Charlie Weaver, MBP’s executive director, said his organization lobbied during the last legislative session for the new physics and nanotechnology building — a project that received funding from the bonding bill passed during the special session. He said MBP has been supportive of the University on a case-by-case basis.

“If we’re going to keep the large companies in Minnesota … we have to have a University that provides top-notch talent,” he said.

An engine for business

Minnesota has 20 Fortune 500 companies — more per capita than any other state, according to the Minnesota Department of Employment and Economic Development. And its industry is diverse — home to medical companies like Medtronic; agriculture and food producers like Hormel, Cargill and General Mills; retailers like Target and technology companies like 3M.

According to a study conducted by consulting firm Tripp Umbach in March, every dollar invested in the University of Minnesota generates $13.20 for the state’s economy. All told, that adds up to an $8.6 billion economic impact. The study was financed by the University of Minnesota Foundation.

Robling was skeptical of the study. She said other forces at work may have inflated the numbers.

 “Our region is consistently rated as having one of the best-educated and most dedicated workforces in the country, and that doesn’t happen without a strong and effective higher education system,” General Mills chairman and CEO Ken Powell said in an email. Powell is up for approval to join the University’s Board of Trustees on Friday.

According to alumni surveys, University graduates have started nearly 10,000 companies in Minnesota.

The University asked the business community what they wanted from the University in two surveys conducted in 2005 and 2008.

“It’s talent, training and technology,” OVPR spokesman John Merritt said of the results.

Small business

Marc von Keitz said his company might not exist if it weren’t for the University.

He is the president and co-founder of BioCee, a nine-employee industrial biotechnology start-up that contracts for lab space in Snyder Hall. Many of its employees either graduated from the University or worked there, von Keitz said.

“I think [the University] was really fundamental in the sense that the company would not exist without the technology that was developed at the University,” von Keitz said. “It was a critical starting point.”

Having access to the University’s lab resources, support and staff has been critical in his company’s success, von Keitz said.

He said the advantage goes both ways.

“Having some success stories of this being done is also a recruitment tool to get the best faculty as well as really good students and post-docs,” he said.

Balancing act

Some business contributions to the University are highly visible: Target Atrium; the Target Studio for Creative Collaboration; TCF Bank Stadium; the Hormel Institute are all sponsored parts of the University.
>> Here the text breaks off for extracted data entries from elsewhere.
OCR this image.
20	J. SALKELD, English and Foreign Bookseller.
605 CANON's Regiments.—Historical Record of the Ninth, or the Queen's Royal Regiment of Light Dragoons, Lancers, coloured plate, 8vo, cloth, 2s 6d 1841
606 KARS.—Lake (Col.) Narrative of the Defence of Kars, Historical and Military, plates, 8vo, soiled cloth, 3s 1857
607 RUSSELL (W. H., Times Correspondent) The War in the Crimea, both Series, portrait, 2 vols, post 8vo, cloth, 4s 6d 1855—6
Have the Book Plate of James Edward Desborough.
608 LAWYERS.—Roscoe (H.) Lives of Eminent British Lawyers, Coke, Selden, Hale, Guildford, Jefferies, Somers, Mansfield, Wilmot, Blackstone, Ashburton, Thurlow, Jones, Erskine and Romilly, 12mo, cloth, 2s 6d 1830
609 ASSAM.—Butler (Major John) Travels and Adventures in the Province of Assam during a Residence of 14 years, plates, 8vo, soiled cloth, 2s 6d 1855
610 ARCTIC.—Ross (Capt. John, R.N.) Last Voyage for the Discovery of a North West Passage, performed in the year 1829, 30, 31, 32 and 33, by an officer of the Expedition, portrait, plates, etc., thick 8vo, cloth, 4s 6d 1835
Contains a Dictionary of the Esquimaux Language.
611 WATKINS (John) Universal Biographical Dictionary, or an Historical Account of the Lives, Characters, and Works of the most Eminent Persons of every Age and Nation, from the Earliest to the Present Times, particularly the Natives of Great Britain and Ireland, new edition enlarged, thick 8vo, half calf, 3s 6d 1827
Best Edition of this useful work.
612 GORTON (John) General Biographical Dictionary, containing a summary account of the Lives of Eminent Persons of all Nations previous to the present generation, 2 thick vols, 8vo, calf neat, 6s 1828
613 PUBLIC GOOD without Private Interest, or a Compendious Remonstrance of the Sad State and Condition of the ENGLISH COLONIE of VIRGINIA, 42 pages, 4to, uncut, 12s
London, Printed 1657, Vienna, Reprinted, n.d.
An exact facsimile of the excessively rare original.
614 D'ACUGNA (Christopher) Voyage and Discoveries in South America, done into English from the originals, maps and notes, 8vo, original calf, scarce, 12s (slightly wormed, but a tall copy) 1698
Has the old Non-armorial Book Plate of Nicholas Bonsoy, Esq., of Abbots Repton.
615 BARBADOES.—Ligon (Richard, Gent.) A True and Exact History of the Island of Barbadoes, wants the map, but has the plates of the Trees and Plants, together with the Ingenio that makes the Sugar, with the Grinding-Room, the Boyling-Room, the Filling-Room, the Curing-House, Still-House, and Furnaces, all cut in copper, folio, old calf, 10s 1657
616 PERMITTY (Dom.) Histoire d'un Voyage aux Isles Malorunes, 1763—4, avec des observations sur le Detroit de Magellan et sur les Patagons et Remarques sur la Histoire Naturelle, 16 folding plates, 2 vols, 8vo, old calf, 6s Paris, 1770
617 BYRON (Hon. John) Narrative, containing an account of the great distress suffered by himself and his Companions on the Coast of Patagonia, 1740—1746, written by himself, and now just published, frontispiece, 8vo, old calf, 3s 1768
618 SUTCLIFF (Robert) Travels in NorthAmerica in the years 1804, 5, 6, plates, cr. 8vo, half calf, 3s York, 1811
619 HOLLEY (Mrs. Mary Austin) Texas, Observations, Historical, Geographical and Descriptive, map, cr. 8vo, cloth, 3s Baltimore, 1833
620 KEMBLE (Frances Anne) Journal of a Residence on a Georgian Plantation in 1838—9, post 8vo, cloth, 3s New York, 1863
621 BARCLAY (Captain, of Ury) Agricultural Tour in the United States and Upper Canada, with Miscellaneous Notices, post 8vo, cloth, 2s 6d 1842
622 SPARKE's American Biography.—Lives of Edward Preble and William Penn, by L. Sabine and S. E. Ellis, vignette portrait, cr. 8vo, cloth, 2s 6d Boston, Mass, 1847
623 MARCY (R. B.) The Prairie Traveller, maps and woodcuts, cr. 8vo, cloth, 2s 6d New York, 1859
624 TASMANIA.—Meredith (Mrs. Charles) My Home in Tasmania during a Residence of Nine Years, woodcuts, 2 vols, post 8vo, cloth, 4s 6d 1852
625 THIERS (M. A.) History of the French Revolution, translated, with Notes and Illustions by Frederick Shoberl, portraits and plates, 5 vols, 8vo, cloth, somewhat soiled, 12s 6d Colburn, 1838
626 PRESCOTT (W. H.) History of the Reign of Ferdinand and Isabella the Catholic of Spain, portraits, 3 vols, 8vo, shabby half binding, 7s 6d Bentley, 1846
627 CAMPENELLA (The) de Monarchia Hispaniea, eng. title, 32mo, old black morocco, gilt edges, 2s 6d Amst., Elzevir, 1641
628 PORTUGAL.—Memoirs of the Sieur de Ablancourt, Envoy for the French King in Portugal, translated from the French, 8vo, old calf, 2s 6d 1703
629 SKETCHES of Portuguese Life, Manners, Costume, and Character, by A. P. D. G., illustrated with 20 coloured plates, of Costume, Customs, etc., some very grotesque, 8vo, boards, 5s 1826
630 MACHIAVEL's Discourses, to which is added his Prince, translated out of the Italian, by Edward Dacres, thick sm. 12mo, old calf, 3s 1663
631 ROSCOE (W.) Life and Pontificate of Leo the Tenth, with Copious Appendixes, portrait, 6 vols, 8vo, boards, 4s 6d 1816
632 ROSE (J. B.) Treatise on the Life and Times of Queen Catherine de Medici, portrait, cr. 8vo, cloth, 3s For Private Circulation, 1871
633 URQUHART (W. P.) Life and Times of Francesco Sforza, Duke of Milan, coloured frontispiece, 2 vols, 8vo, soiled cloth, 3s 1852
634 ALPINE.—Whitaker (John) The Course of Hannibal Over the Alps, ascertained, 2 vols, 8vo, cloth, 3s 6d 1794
But the University can’t afford to have corporations stamped all over its research: there are strict guidelines designed to maintain academic freedom.

Those guidelines are designed to prevent businesses and faculty from taking advantage of partnerships, but they don’t always work. In the wake of high-profile conflicts of interest, the University Senate revamped its conflict of interest policy in April and created a standalone policy for clinical health care employees.

“We will not partner with a company if that partnership hampers our ability to publish our research results freely and to take that intellectual inquiry wherever it goes,” Kaler said in a September interview. “There’s a very clear set of guidelines we have in engaging foundations and corporations in funding things that we want to do.”

Merritt said the key is managing relationships and making sure both sides understand the rules.

Even with the decline in state support, Robling doesn’t think Minnesotans have major cause for conflict of interest concerns.

“There’s a lot of private institutions that have to depend a lot on contributions, and I don’t think there’s been a problem there,” she said, approving of Kaler’s call to strengthen the University’s relationship with area businesses.

“I’d love to see it expanded,” she said.